After one Season that ended with nothing more than two carriage rides in Hyde Park accompanied by men old enough to be her grandfather, her parents insisted she return home. Since she’d come home bearing the shame of not having found a suitable husband, she’d taken to teaching her younger siblings to read, write, and do sums as best she could. Some days were challenging, but it made it all worthwhile to see her brothers and sisters finally make sense of something she was trying to teach them and grin with a sense of accomplishment.
It also helped to alleviate her guilt knowing her parents had borrowed an enormous sum in order to send her off. Not that her parents fired figurative arrows covered heavily with guilt at her that she’d wasted all their money and credit on a useless education and a fruitless Season when her sister, Henrietta, would have made such better use of their funds, but she at least felt that by educating her younger siblings, then her education wasn’t entirely wasted.
Henrietta going to a prestigious girl’s school and participating in a Season would have been met with the coveted results: marriage. Henrietta was everything Juliet wasn’t. Henrietta was slender with a medium height and build. She had the face of an angel decorated with pale blue eyes, pink pouty lips, and porcelain skin that had a brushstroke of pink across each cheek.
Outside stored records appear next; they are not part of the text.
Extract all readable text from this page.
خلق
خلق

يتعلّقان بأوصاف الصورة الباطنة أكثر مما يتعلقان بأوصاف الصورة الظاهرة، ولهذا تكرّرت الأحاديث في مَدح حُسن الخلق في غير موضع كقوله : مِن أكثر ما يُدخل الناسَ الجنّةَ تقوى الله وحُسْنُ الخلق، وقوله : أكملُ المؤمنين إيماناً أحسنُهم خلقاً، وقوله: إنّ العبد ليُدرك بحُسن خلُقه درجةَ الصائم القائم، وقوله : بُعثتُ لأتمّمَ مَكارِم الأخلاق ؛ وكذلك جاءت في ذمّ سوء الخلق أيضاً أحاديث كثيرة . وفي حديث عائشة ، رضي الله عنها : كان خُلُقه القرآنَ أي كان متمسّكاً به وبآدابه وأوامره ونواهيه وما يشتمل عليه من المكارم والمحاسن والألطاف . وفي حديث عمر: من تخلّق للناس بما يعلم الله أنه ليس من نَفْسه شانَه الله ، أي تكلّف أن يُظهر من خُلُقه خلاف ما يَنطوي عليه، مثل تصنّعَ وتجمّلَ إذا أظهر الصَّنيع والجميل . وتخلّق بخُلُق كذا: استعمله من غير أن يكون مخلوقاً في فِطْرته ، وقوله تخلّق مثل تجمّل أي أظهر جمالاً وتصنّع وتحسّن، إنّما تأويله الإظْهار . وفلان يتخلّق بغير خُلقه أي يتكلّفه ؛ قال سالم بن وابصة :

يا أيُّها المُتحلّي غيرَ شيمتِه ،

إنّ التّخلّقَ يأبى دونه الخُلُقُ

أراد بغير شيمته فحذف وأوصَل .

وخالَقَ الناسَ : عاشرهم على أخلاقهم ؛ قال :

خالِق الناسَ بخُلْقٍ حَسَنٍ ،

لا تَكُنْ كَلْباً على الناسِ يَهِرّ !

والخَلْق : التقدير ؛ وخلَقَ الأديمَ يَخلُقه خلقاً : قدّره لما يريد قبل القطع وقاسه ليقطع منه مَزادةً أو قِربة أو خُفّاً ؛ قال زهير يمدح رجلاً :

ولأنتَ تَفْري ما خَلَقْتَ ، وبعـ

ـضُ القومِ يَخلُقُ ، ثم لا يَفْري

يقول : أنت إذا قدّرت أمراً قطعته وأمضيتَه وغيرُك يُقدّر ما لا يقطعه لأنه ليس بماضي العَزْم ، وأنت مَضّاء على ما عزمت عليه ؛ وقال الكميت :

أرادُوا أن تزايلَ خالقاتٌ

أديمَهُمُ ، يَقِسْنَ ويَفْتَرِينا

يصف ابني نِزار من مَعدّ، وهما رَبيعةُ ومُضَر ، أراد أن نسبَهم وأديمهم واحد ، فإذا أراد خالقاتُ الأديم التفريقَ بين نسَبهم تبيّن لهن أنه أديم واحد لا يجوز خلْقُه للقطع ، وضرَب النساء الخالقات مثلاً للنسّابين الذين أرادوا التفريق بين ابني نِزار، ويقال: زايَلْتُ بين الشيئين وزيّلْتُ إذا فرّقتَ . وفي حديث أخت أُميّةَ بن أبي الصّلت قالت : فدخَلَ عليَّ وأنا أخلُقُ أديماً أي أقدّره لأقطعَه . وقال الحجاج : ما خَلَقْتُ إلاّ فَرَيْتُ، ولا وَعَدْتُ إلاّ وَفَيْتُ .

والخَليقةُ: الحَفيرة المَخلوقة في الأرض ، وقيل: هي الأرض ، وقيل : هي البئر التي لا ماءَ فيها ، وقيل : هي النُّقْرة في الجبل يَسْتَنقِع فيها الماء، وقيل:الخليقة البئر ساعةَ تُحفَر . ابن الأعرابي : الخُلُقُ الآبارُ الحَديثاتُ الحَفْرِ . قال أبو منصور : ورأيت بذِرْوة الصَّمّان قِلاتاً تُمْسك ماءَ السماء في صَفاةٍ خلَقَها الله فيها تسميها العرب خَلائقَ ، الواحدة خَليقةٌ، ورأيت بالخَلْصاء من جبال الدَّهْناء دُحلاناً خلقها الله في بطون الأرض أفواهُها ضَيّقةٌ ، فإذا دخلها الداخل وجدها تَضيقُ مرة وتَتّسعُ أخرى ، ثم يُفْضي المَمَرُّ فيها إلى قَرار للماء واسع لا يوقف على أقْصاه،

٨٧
Juliet still resembled a girl in many ways with her awkward appearance. Her frame, though tall and slim, lacked the pronounced curves most other young ladies had. Her complexion was the color of honey, making her pale grey eyes and full, red lips more noticeable. Her hair was a dirty blonde and was so thick no matter what she did with it, it slipped free of all its pins no more than an hour after she put it up. To complete the ensemble, she wore spectacles. And not the little delicate ones some ladies and gentlemen wore; no, these were large and clunky. The silver rims were extraordinarily thick. They had to be in order to accommodate the thick, heavy lenses that rested inside. The weight of this hideous, but necessary, piece of apparel was enough that no matter how she moved her face―even if it was just a little―they’d either slide down her nose or stay situated at the top of her nose tipping to the right or left to a rather irritating degree.
No, Juliet Hughes was not an attractive debutante who took London by storm and had the gentlemen prancing after her. She was the shy, plain debutante who blended in with the wallpaper.